Once they get there, the UV and particle radiation is enough to break the bonds between the carbon and chlorine atoms. This is where the problem starts. The chlorine atom released breaks down ozone *catalytically*. Therefore, one chlorine atom can break down any number of ozone molecules it comes into contact with. In other words, it only takes a small amount of CFC to reach the ozone layer, be decomposed to do a lot of damage.
There are natural sources of ozone depleting chlorine, such as volcanos etc, however they generally belch out hydrogen chloride (rather than chlorocarbons), which usually end up in clouds and getting rained back to earth. Also, hydrogen chloride doesnt exactly dissociate as readily, nor in the same way as a chloro carbon bond (you are much more likely to see H+ / Cl- than H / Cl).

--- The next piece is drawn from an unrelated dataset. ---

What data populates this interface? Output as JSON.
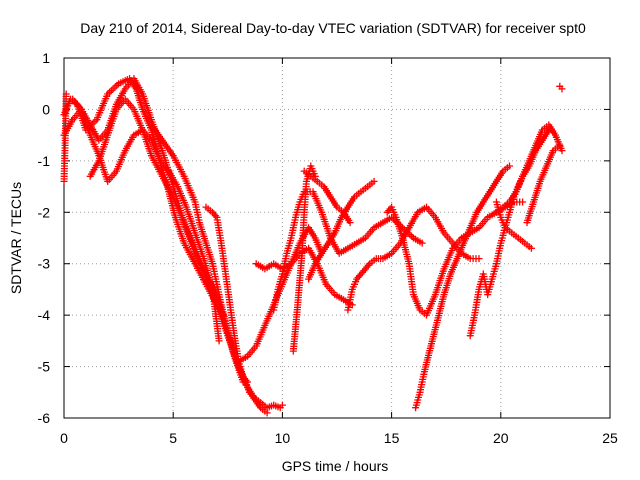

I suspect the holes at the poles would be at least partially the result of their extended periods in the dark, during which time the ozone would decompose back to molecular oxygen. Perhaps some fluid dynamic behaviour of the atmosphere concentrates ozone depleting pollutants close to the poles, frankly I have no idea, but again if that is the case, I'd expect a larger depletion in the northern hemisphere, were most of CFC producing people live.
Methane and other gases would probably be oxidised by ozone in the presence of strong UV (thereby depleting it) but this reaction would not be catalytic - the methane would be converted to compounds that would, eventually, not be capable of further reacting with more ozone. This is quite a contrast to your chlorocarbon case where the liberated chlorine atom can destroy as many ozone molecules as it can come into contact with before eventually being lost from the atmosphere or captured in some other way.